Waterfall edge refers to a format that continues the chosen material over an edge without any separation or trim. Typically found in kitchens with a waterfall countertop, in the episode, it's done with the tile In the new bathroom. Large hexagonal tiles in a charcoal gray wrap around the shower enclosure and onto the floor, creating a continuous, unbroken surface. A similar dark stone on the vanity continues the dramatic look, broken only by the vanity's wood beneath. The effect is a flowing dark grey river descending down the walls and onto the floors.

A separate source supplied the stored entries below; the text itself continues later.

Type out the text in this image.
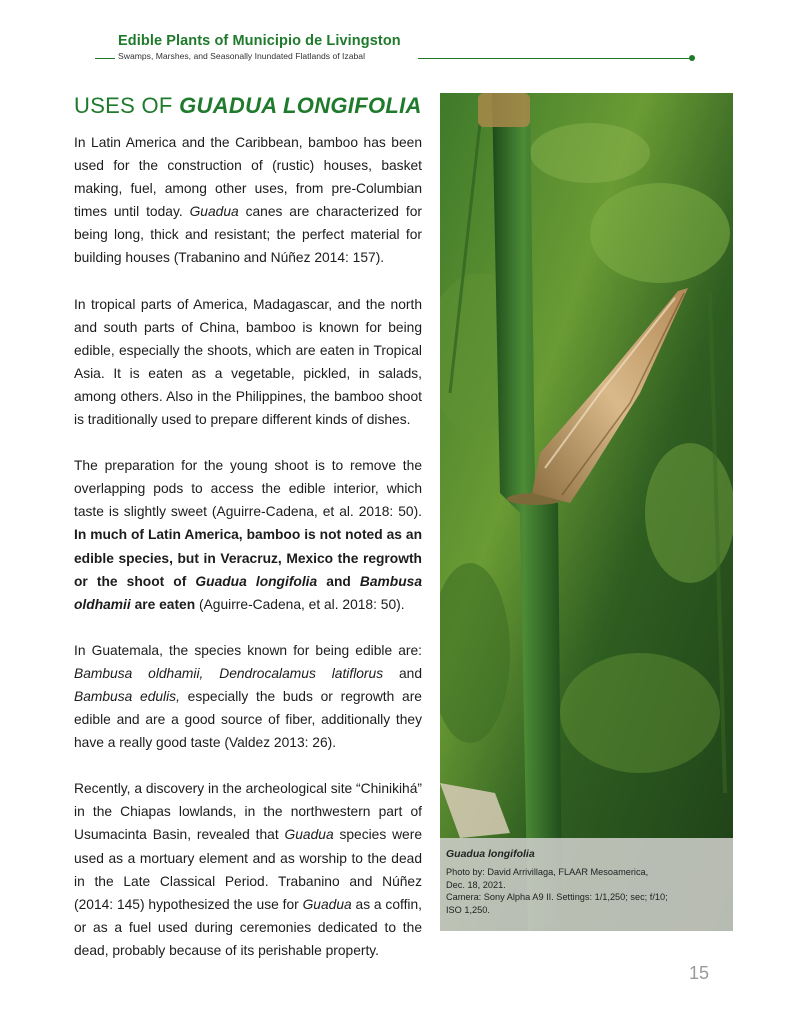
Edible Plants of Municipio de Livingston
Swamps, Marshes, and Seasonally Inundated Flatlands of Izabal
USES OF GUADUA LONGIFOLIA

In Latin America and the Caribbean, bamboo has been used for the construction of (rustic) houses, basket making, fuel, among other uses, from pre-Columbian times until today. Guadua canes are characterized for being long, thick and resistant; the perfect material for building houses (Trabanino and Núñez 2014: 157).

In tropical parts of America, Madagascar, and the north and south parts of China, bamboo is known for being edible, especially the shoots, which are eaten in Tropical Asia. It is eaten as a vegetable, pickled, in salads, among others. Also in the Philippines, the bamboo shoot is traditionally used to prepare different kinds of dishes.

The preparation for the young shoot is to remove the overlapping pods to access the edible interior, which taste is slightly sweet (Aguirre-Cadena, et al. 2018: 50). In much of Latin America, bamboo is not noted as an edible species, but in Veracruz, Mexico the regrowth or the shoot of Guadua longifolia and Bambusa oldhamii are eaten (Aguirre-Cadena, et al. 2018: 50).

In Guatemala, the species known for being edible are: Bambusa oldhamii, Dendrocalamus latiflorus and Bambusa edulis, especially the buds or regrowth are edible and are a good source of fiber, additionally they have a really good taste (Valdez 2013: 26).

Recently, a discovery in the archeological site “Chinikihá” in the Chiapas lowlands, in the northwestern part of Usumacinta Basin, revealed that Guadua species were used as a mortuary element and as worship to the dead in the Late Classical Period. Trabanino and Núñez (2014: 145) hypothesized the use for Guadua as a coffin, or as a fuel used during ceremonies dedicated to the dead, probably because of its perishable property.

Guadua longifolia
Photo by: David Arrivillaga, FLAAR Mesoamerica,
Dec. 18, 2021.
Camera: Sony Alpha A9 II. Settings: 1/1,250; sec; f/10;
ISO 1,250.
15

The design can be done with any tile or stone material, including marble, porcelain, and clay. It is typically found in more modern bathrooms and spa-like settings, where its clean and contemporary look complements a feeling of minimalism and simplicity. The choice is a strong departure from Erin Napier's usual home projects. She says in the episode of "Home Town," "We've never done anything like this before. But it's just on the nose for this modernism look that he likes."

Pros and Cons

Waterfall edge is a popular design element in many new and remodeled bathrooms with several benefits, including a more free-flowing sense of space and a cohesive look. The finish also can highlight beautiful materials like gorgeous tile and statement marble by simply including more of them. By using the same tile material throughout, a bathroom may also be easier to clean since the surface is uniform.  

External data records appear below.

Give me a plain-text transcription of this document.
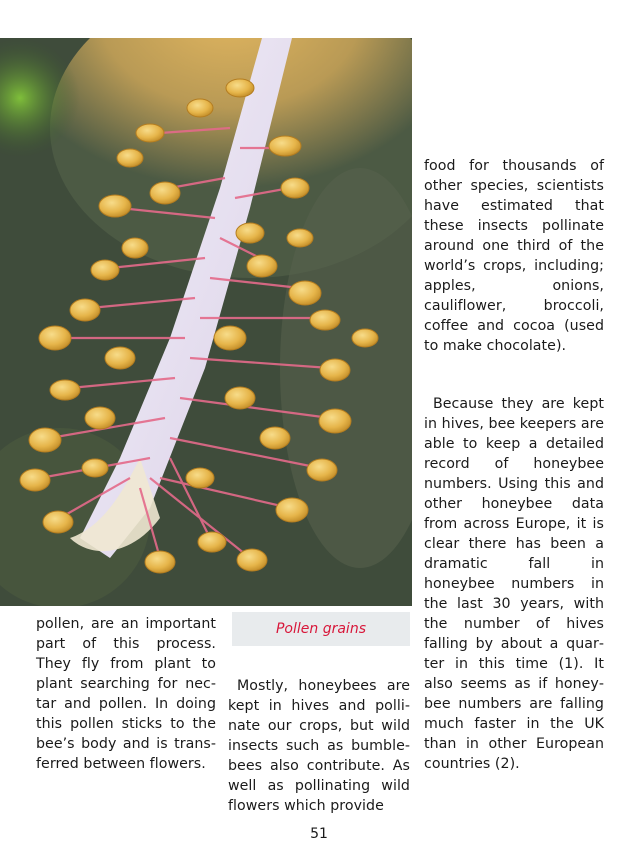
Pollen grains

pollen, are an important part of this process. They fly from plant to plant searching for nectar and pollen. In doing this pollen sticks to the bee’s body and is transferred between flowers.

Mostly, honeybees are kept in hives and pollinate our crops, but wild insects such as bumblebees also contribute. As well as pollinating wild flowers which provide

food for thousands of other species, scientists have estimated that these insects pollinate around one third of the world’s crops, including; apples, onions, cauliflower, broccoli, coffee and cocoa (used to make chocolate).

Because they are kept in hives, bee keepers are able to keep a detailed record of honeybee numbers. Using this and other honeybee data from across Europe, it is clear there has been a dramatic fall in honeybee numbers in the last 30 years, with the number of hives falling by about a quarter in this time (1). It also seems as if honeybee numbers are falling much faster in the UK than in other European countries (2).

51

Budget benefits for using this technique may vary by material and installation costs. While you will require more of the material in question, it is only a single material versus multiple ones, which, in the case of tiles, may save money by purchasing in bulk. Whether you are DIYing and looking to save time or paying for a professional, the size of the tiles will affect the cost, as large format tiles are harder and more expensive to lay. 

Keep in mind not all tiles are ideal for floor use and some may not be able to withstand the wear. Many wall tiles are too thin, particularly ceramic and clay tiles, and not durable enough for floors. Floor tiles are thicker and more durable, but some varieties may be too weighty for the walls. For a true waterfall design, you'll need to choose a tile that can function both on the wall and floor, and that could be more costly than buying the tiles separately. 

Getting the look

The waterfall approach works just as well in various design and home styles and aesthetics, which will be skewed toward different looks by the materials you use and the size of your tiles. Porcelain or clay tiles can create a vintage or cottage style in a bathroom while larger and more geometric shapes will give a contemporary feel. Popular options range from large blocks and geometric shapes to smaller tiles that create a greater sense of patterning. Great options include gray hexagonal tiles similar to the ones Erin Napier uses from Floor & Decor for $3.99 per square foot or white subway tiles from Lowe's. Both are large enough to prevent the continuous tiling from looking too busy. 

If you like the idea of a waterfall edge but don't want to cover your entire bathroom in the same tile, you can incorporate the design without fully committing to it. Instead of a whole room, some homeowners opt for the same tiles to flow down a segment of the wall spilling to the floor, like a single strip in the shower that continues into the shower floor tiling. Whether you choose just a hint of the design or fully embrace it, as Napier did in the "Home Town" episode, a waterfall element adds sophistication and elegance to any bathroom.